Even though he has been World Champion, Gray says he is still motivated to keep competing exactly because of the bad patches, the mistakes, and the challenges. “What keeps me going is that I’ve never had the perfect race. There is always something I feel like I can improve,” he says. Gray is meticulous about his planning and training (which is up to thirty hours a week) but his discipline doesn’t come from the need to control or perfection, it springs from his curiosity. “I don’t feel the need to control. I feel the need to really understand; I want to understand how things work.” Learning and progressing is the motivating part of the process for Gray.

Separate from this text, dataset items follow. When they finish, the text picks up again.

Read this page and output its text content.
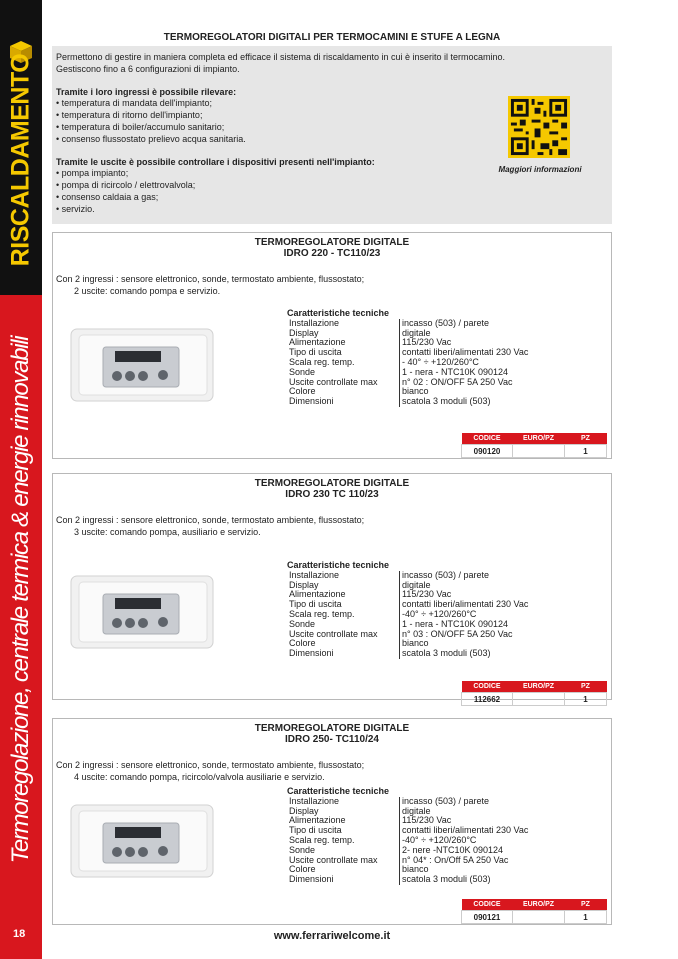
RISCALDAMENTO
Termoregolazione, centrale termica & energie rinnovabili
18
TERMOREGOLATORI DIGITALI PER TERMOCAMINI E STUFE A LEGNA

Permettono di gestire in maniera completa ed efficace il sistema di riscaldamento in cui è inserito il termocamino.

Gestiscono fino a 6 configurazioni di impianto.

Tramite i loro ingressi è possibile rilevare:

• temperatura di mandata dell'impianto;

• temperatura di ritorno dell'impianto;

• temperatura di boiler/accumulo sanitario;

• consenso flussostato prelievo acqua sanitaria.

Tramite le uscite è possibile controllare i dispositivi presenti nell'impianto:

• pompa impianto;

• pompa di ricircolo / elettrovalvola;

• consenso caldaia a gas;

• servizio.

Maggiori informazioni
TERMOREGOLATORE DIGITALE
IDRO 220 - TC110/23
Con 2 ingressi : sensore elettronico, sonde, termostato ambiente, flussostato;
2 uscite: comando pompa e servizio.
Caratteristiche tecniche
Installazione	incasso (503) / parete
Display	digitale
Alimentazione	115/230 Vac
Tipo di uscita	contatti liberi/alimentati 230 Vac
Scala reg. temp.	- 40° ÷ +120/260°C
Sonde	1 - nera - NTC10K 090124
Uscite controllate max	n° 02 : ON/OFF 5A 250 Vac
Colore	bianco
Dimensioni	scatola 3 moduli (503)
CODICE	EURO/PZ	PZ
090120		1
TERMOREGOLATORE DIGITALE
IDRO 230 TC 110/23
Con 2 ingressi : sensore elettronico, sonde, termostato ambiente, flussostato;
3 uscite: comando pompa, ausiliario e servizio.
Caratteristiche tecniche
Installazione	incasso (503) / parete
Display	digitale
Alimentazione	115/230 Vac
Tipo di uscita	contatti liberi/alimentati 230 Vac
Scala reg. temp.	-40° ÷ +120/260°C
Sonde	1 - nera - NTC10K 090124
Uscite controllate max	n° 03 : ON/OFF 5A 250 Vac
Colore	bianco
Dimensioni	scatola 3 moduli (503)
CODICE	EURO/PZ	PZ
112662		1
TERMOREGOLATORE DIGITALE
IDRO 250- TC110/24
Con 2 ingressi : sensore elettronico, sonde, termostato ambiente, flussostato;
4 uscite: comando pompa, ricircolo/valvola ausiliarie e servizio.
Caratteristiche tecniche
Installazione	incasso (503) / parete
Display	digitale
Alimentazione	115/230 Vac
Tipo di uscita	contatti liberi/alimentati 230 Vac
Scala reg. temp.	-40° ÷ +120/260°C
Sonde	2- nere -NTC10K 090124
Uscite controllate max	n° 04* : On/Off 5A 250 Vac
Colore	bianco
Dimensioni	scatola 3 moduli (503)
CODICE	EURO/PZ	PZ
090121		1
www.ferrariwelcome.it
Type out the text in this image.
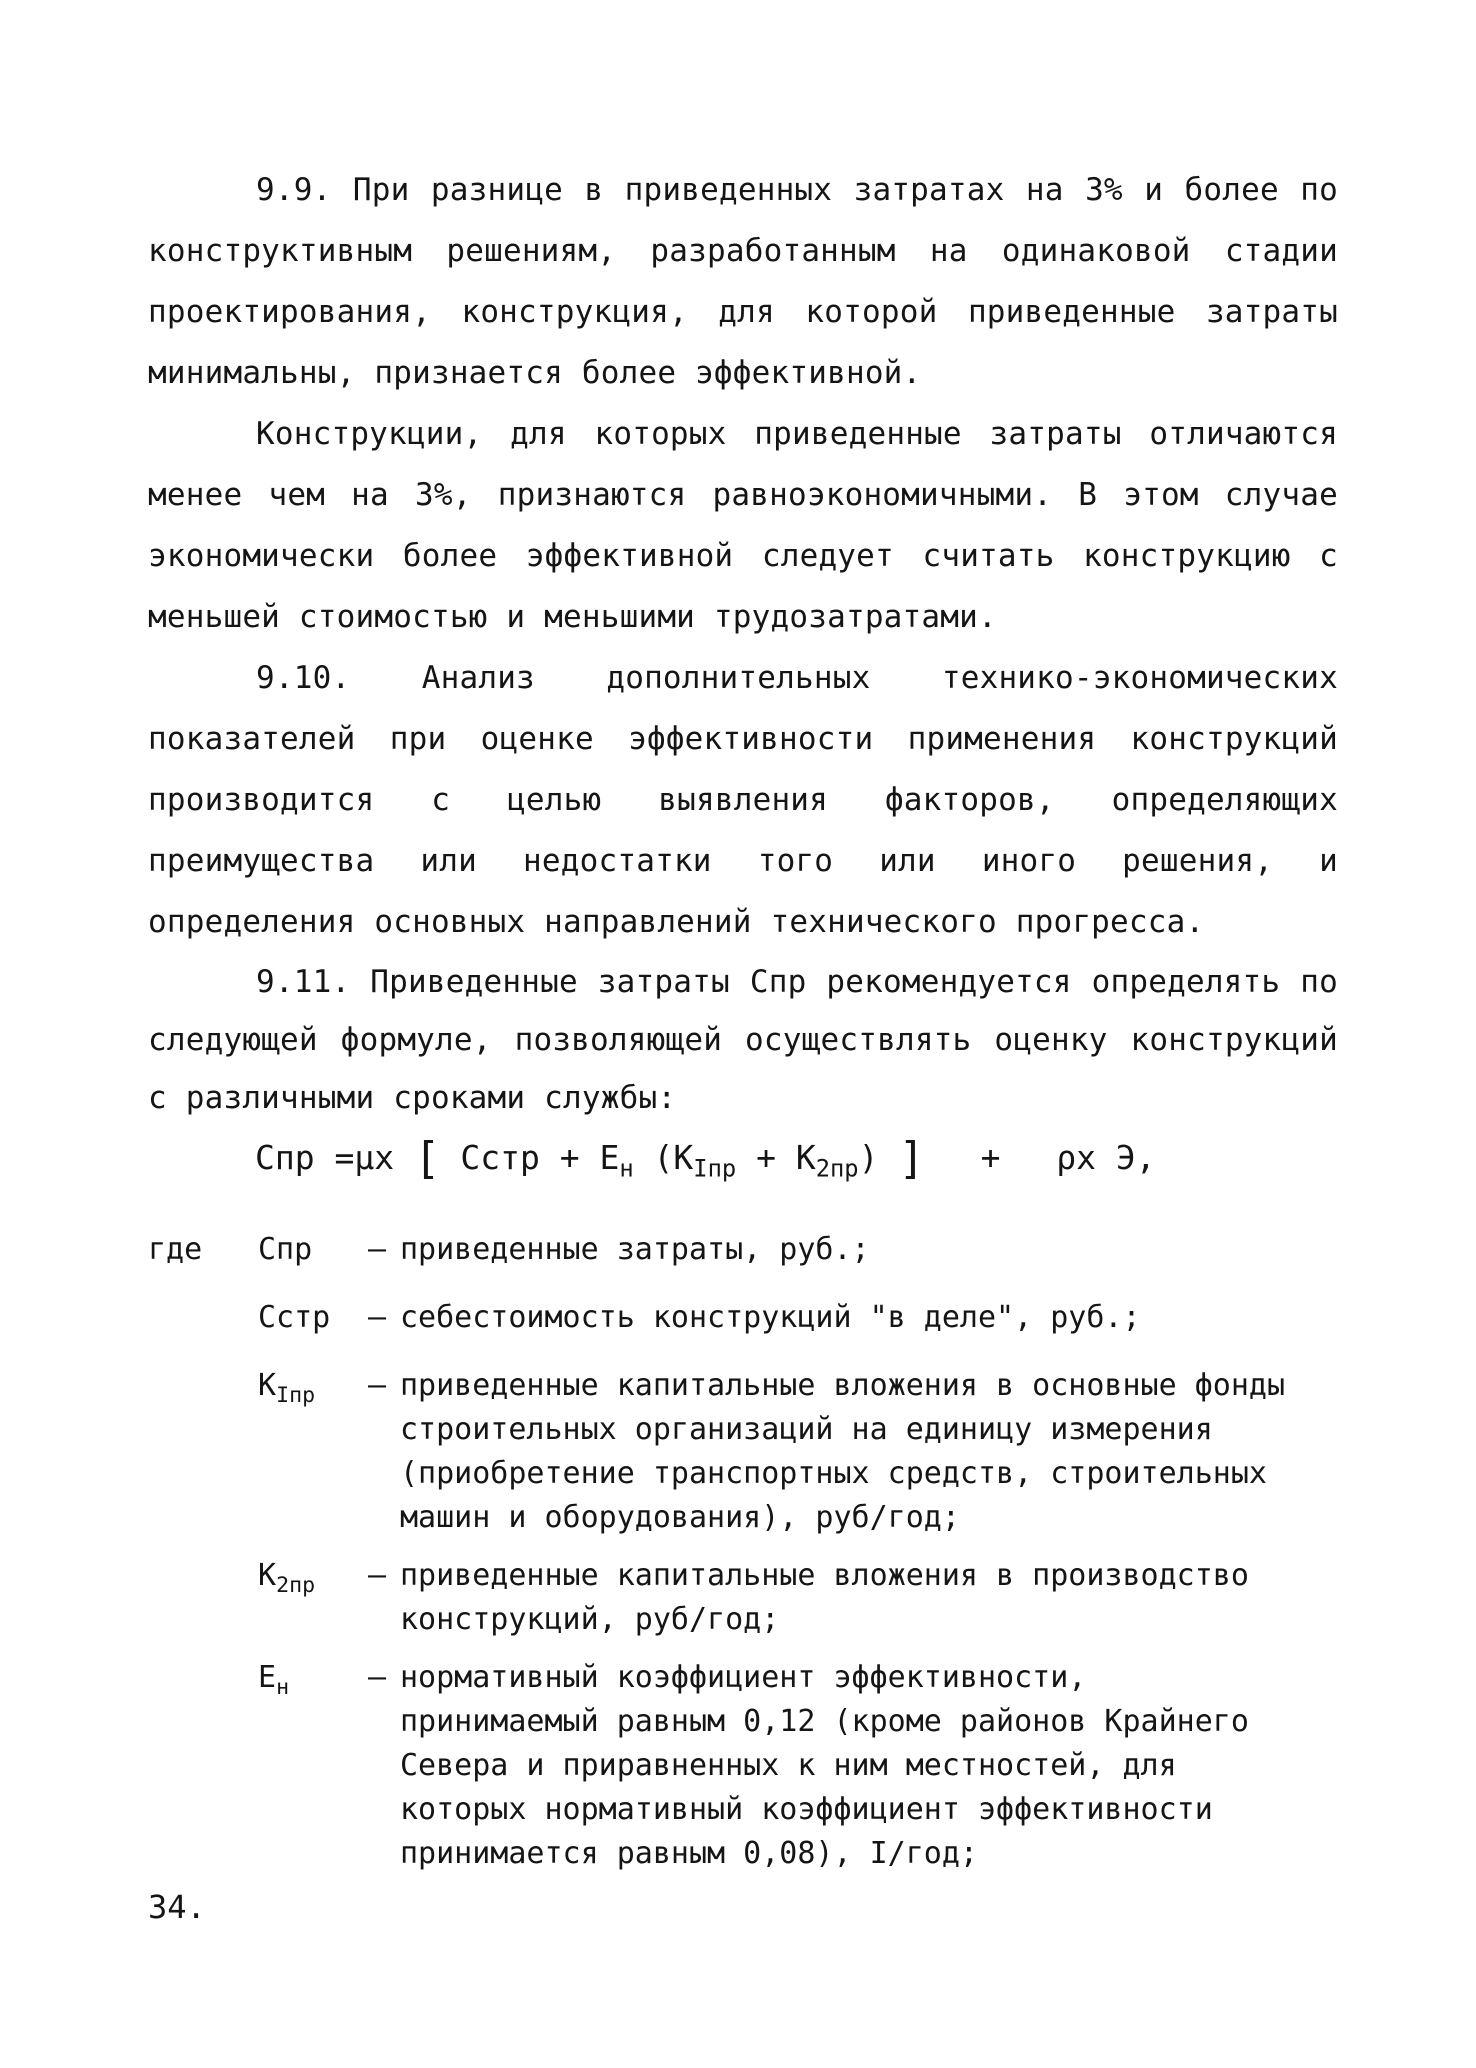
9.9. При разнице в приведенных затратах на 3% и более по конструктивным решениям, разработанным на одинаковой стадии проектирования, конструкция, для которой приведенные затраты минимальны, признается более эффективной.

Конструкции, для которых приведенные затраты отличаются менее чем на 3%, признаются равноэкономичными. В этом случае экономически более эффективной следует считать конструкцию с меньшей стоимостью и меньшими трудозатратами.

9.10. Анализ дополнительных технико-экономических показателей при оценке эффективности применения конструкций производится с целью выявления факторов, определяющих преимущества или недостатки того или иного решения, и определения основных направлений технического прогресса.

9.11. Приведенные затраты Спр рекомендуется определять по следующей формуле, позволяющей осуществлять оценку конструкций с различными сроками службы:

Спр =μx [ Сстр + $Е_н$ $(К_{Iпр} + К_{2пр})$ ] + ρx Э,
где	Спр	– приведенные затраты, руб.;
Сстр	– себестоимость конструкций "в деле", руб.;
$К_{Iпр}$	– приведенные капитальные вложения в основные фонды строительных организаций на единицу измерения (приобретение транспортных средств, строительных машин и оборудования), руб/год;
$К_{2пр}$	– приведенные капитальные вложения в производство конструкций, руб/год;
$Е_н$	– нормативный коэффициент эффективности, принимаемый равным 0,12 (кроме районов Крайнего Севера и приравненных к ним местностей, для которых нормативный коэффициент эффективности принимается равным 0,08), I/год;
34.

He explains losing his title in 2019 was one of his biggest mistakes but also one of his biggest lessons. As the defending champion, Gray had assessed his main rivals and decided he had an advantage on the run. When the eventual winner enticed him to change his race strategy, Gray paid for it and finished second. “I underestimated him,” Gray says, adding that he should have stuck to his race plan. That lesson might have been the biggest but his hardest was an avoidable nutrition miscalculation.
Mistaking milligrams for grams on a nutrition label, Gray ingested too much sodium. “I miscalculated very badly. I was in the shape of my life too.” Gray had so much salt in his body that gained 15lbs of water and lost part of his vision. He eventually recovered but it left a mental scar. “It was easily avoidable. I was annoyed with myself for months. I literally lost sleep about it,” Gray says. “I’m not over it,” he admits, “But I’ve moved on.”
He might be the only person losing sleep over salt, but Gray adds that although he is chasing the perfect race, he doesn’t believe it exists. “Even if everything went smoothly, probably part of me would be disappointed; I would think I didn’t challenge myself enough. So something always has to go wrong,” he smiles. The pursuit of perfection might be a fool’s errand but it’s far from fruitless for Gray. “It’s like this ultimate quest to be the best I can be and this race is the way I measure that, it’s a way of measuring potential.”